11.12.2016

Neue Zürcher Zeitung

«Den Verlust zu verschweigen, wäre unehrlich»

Die grösste Inland-Redaktion der Schweiz hat ab Januar keine Regional-Korrespondenten mehr. Im «Echo der Zeit» von Ende November hatte NZZ-Inlandchef Michael Schoenenberger noch von einer «Verlagerung» gesprochen. Gegenüber persoenlich.com gesteht er ein, dass es durch diese Sparmassnahme schwieriger wird, nahe bei den Leuten zu sein.
Neue Zürcher Zeitung: «Den Verlust zu verschweigen, wäre unehrlich»
Seit Mitte Oktober leitet er die NZZ-Inland-Redaktion: Michael Schoenenberger. (Bild: zVg.)
von Edith Hollenstein

Herr Schoenenberger, Sie holen die Korrespondenten aus der Nordwestschweiz, St. Gallen und Luzern in die Zentralredaktion Zürich oder nach Bern. Wie viele Mitarbeiter werden den Arbeitsort wechseln?
Zwei Korrespondenten werden künftig in der Zürcher Inlandredaktion, eine Korrespondentin in der Bundeshausredaktion arbeiten.

In der Westschweiz gibt es weiterhin eine Korrespondentenstelle.

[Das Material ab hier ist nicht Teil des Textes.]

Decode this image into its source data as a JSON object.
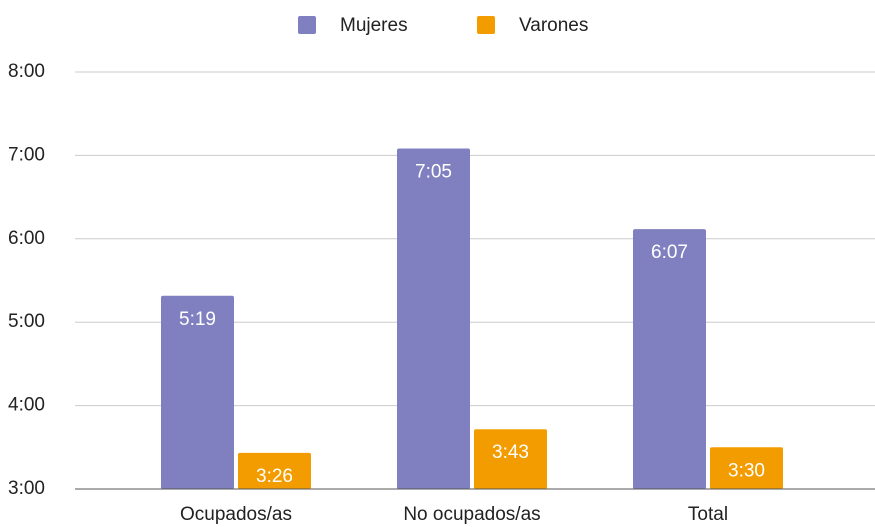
{
  "chart_data": {
    "type": "bar",
    "categories": [
      "Ocupados/as",
      "No ocupados/as",
      "Total"
    ],
    "series": [
      {
        "name": "Mujeres",
        "color": "#8080c0",
        "values": [
          319,
          425,
          367
        ],
        "value_labels": [
          "5:19",
          "7:05",
          "6:07"
        ]
      },
      {
        "name": "Varones",
        "color": "#f39c00",
        "values": [
          206,
          223,
          210
        ],
        "value_labels": [
          "3:26",
          "3:43",
          "3:30"
        ]
      }
    ],
    "ylim": [
      180,
      480
    ],
    "yticks": [
      {
        "value": 180,
        "label": "3:00"
      },
      {
        "value": 240,
        "label": "4:00"
      },
      {
        "value": 300,
        "label": "5:00"
      },
      {
        "value": 360,
        "label": "6:00"
      },
      {
        "value": 420,
        "label": "7:00"
      },
      {
        "value": 480,
        "label": "8:00"
      }
    ],
    "grid": true,
    "legend": "top"
  }
}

Und im Tessin?
Unser Tessiner Korrespondent wird im Tessin bleiben und wird vorläufig als freier Mitarbeiter über die Kantone Tessin und Graubünden schreiben.

Wenn die Bundespolitik «massiv an Bedeutung gewonnen hat», wie Sie vor einigen Tagen den Schritt begründeten, hätten Sie doch einfach zusätzliches Personal für Bern einstellen können. Warum sind die Korrespondenten die Richtigen hierzu?
So einfach ist das nicht, denn eine Erhöhung der Aufwendungen für die Redaktion liegt unter den gegebenen Umständen leider nicht drin. Die NZZ-Korrespondenten sind erfahrene Journalisten. Ihnen bleiben wir treu, sie sind die Richtigen, um die Standorte Bern und Zürich zu verstärken.

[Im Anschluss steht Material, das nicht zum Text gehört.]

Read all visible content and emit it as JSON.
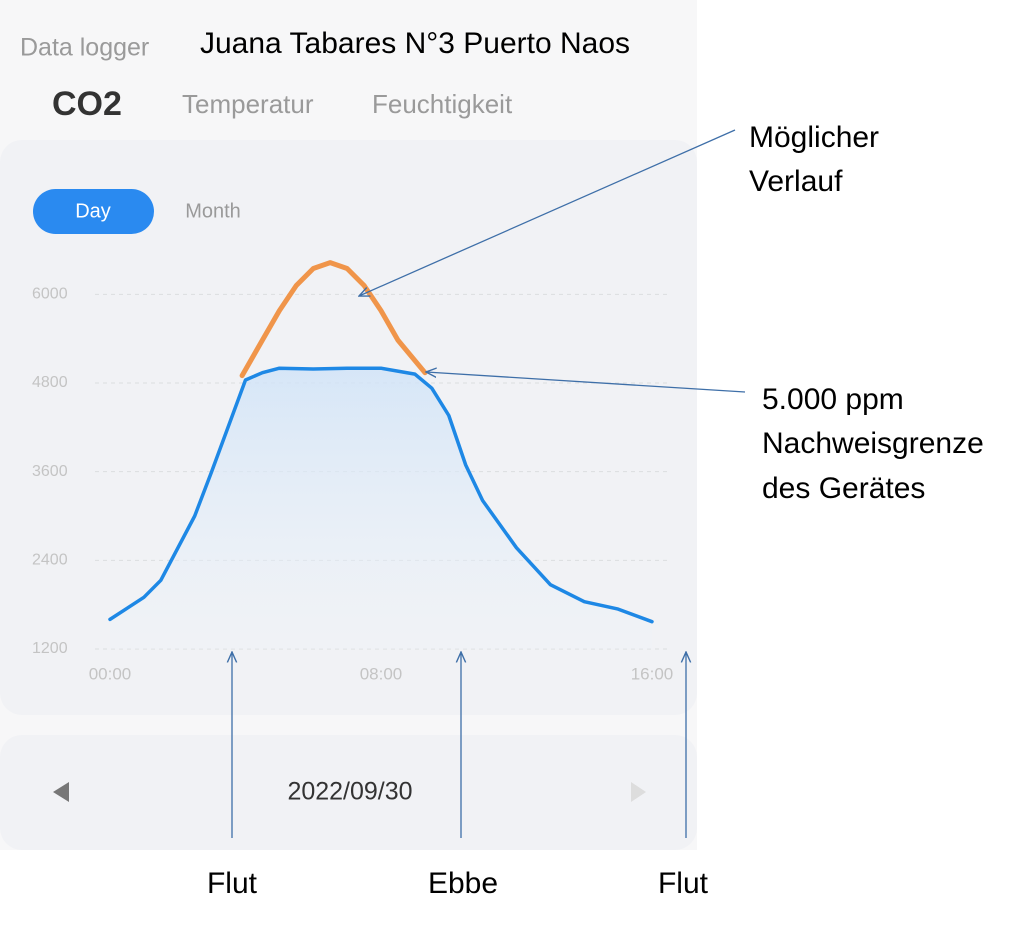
{
  "app": {
    "label": "Data logger",
    "tabs": [
      "CO2",
      "Temperatur",
      "Feuchtigkeit"
    ],
    "range_tabs": [
      "Day",
      "Month"
    ],
    "date": "2022/09/30"
  },
  "annotations": {
    "title": "Juana Tabares N°3 Puerto Naos",
    "possible_course": [
      "Möglicher",
      "Verlauf"
    ],
    "detection_limit": [
      "5.000 ppm",
      "Nachweisgrenze",
      "des Gerätes"
    ],
    "tides": [
      "Flut",
      "Ebbe",
      "Flut"
    ]
  },
  "chart_data": {
    "type": "line",
    "xlim": [
      0,
      16
    ],
    "xticks": [
      {
        "value": 0,
        "label": "00:00"
      },
      {
        "value": 8,
        "label": "08:00"
      },
      {
        "value": 16,
        "label": "16:00"
      }
    ],
    "ylim": [
      1200,
      6600
    ],
    "yticks": [
      1200,
      2400,
      3600,
      4800,
      6000
    ],
    "grid": true,
    "series": [
      {
        "color": "#1e88e5",
        "area": true,
        "x": [
          0,
          1,
          1.5,
          2.5,
          3,
          4,
          4.5,
          5,
          6,
          7,
          8,
          9,
          9.5,
          10,
          10.5,
          11,
          12,
          13,
          14,
          15,
          16
        ],
        "values": [
          1600,
          1900,
          2130,
          3000,
          3600,
          4840,
          4940,
          5000,
          4990,
          5000,
          5000,
          4920,
          4730,
          4360,
          3690,
          3210,
          2570,
          2070,
          1840,
          1740,
          1570
        ]
      },
      {
        "color": "#f0954a",
        "area": false,
        "x": [
          3.9,
          4.5,
          5,
          5.5,
          6,
          6.5,
          7,
          7.5,
          8,
          8.5,
          9.3
        ],
        "values": [
          4900,
          5380,
          5780,
          6120,
          6350,
          6430,
          6350,
          6120,
          5780,
          5380,
          4940
        ]
      }
    ]
  }
}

Wie viel können Sie so sparen?
Interna wie diese kommunizieren wir nicht.

Ist es nicht bedeutend schwieriger, mit den Leuten in der Ostschweiz oder in Luzern ins Gespräch zu kommen, zu sehen war vor Ort passiert, wenn die Journalisten in Zürich oder Bern arbeiten?
Natürlich ist es so, dass die Berichterstattung aus den Kantonen davon lebt, dass Journalisten vor Ort präsent sind. Zu verschweigen, dass wir diesbezüglich nichts verlieren, wäre unehrlich. Die jetzigen Korrespondenten, die wir nun in Zürich zusammenziehen, werden aber weiterhin einen engen Draht zu ihren momentanen Berichterstattungsgebieten haben.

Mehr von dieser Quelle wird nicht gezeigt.